The index obtained by the institutions result from the weighing of four factors. One of them is the quantity of institution pages identified by four major search tools. The second involves visibility and evaluates the number of external links that refer to the university page. The third measures academic production, evaluating the number of Word, PDF, PowerPoint and postscript archives, a symptom of availability on the web of theses, seminars and presentations. Finally, the Google Scholar tool is made use of to know the number of the institution’s scientific articles available on the web in open access electronic publications. Harvard was the first only in the item Google Scholar, being overtaken by its rivals in the first three factors.

The methodology, naturally, does not rival with that of the conventional rankings, those that effectively draw upon the academic consistency of the institution, contemplating variables such as the existence of Nobel Prize winners, the impact of scientific articles and the opinion of academics. “Two major English institutions, Manchester University and Imperial College, appear in a very unfavorable situation, in spite of the high quality of their academic production”, observes Unicamp’s pro-rector, Daniel Pereira. “It’s interesting to be well placed on the Cybermetrics ranking, but our objective continues to be that of being among the hundred best in the world – in  the traditional rankings”, he says.

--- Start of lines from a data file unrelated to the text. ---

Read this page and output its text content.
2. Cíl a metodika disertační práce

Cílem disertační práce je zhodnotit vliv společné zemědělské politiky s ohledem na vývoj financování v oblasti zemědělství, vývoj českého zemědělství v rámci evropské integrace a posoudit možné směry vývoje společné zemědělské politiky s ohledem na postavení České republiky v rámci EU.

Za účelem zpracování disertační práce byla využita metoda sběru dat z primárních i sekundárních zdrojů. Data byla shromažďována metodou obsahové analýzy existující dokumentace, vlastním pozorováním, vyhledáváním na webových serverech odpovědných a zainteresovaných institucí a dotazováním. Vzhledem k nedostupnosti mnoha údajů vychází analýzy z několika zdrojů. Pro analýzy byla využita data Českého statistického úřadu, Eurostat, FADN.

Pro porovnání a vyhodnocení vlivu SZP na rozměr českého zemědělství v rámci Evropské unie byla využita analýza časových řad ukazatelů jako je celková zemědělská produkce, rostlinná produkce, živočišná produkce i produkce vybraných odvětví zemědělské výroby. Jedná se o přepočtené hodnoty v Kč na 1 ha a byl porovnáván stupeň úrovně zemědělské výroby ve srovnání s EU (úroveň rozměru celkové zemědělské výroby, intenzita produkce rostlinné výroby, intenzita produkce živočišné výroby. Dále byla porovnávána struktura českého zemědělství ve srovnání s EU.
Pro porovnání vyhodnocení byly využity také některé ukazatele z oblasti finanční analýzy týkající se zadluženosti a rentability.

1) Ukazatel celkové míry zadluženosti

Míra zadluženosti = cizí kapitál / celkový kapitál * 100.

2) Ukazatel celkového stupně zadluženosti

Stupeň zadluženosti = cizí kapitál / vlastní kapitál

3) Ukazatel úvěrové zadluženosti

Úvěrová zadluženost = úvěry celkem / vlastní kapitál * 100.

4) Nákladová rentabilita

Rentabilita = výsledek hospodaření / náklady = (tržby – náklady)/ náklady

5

Those responsible for the Cybermetrics laboratory state that their intention is not to de-value consecrated universities. “If an institution’s performance is below the expected position in accordance with its academic excellence, its administrators should reconsider their policy in relation to the web and improve the quality and the quantity of their electronic publications”, suggests Isidro Aquillo, one of the researchers who carried out the ranking. “Our objective is simply to provide extra motivation for researchers throughout the world to publish their scientific content on the web in greater abundance and quality”, he finalized.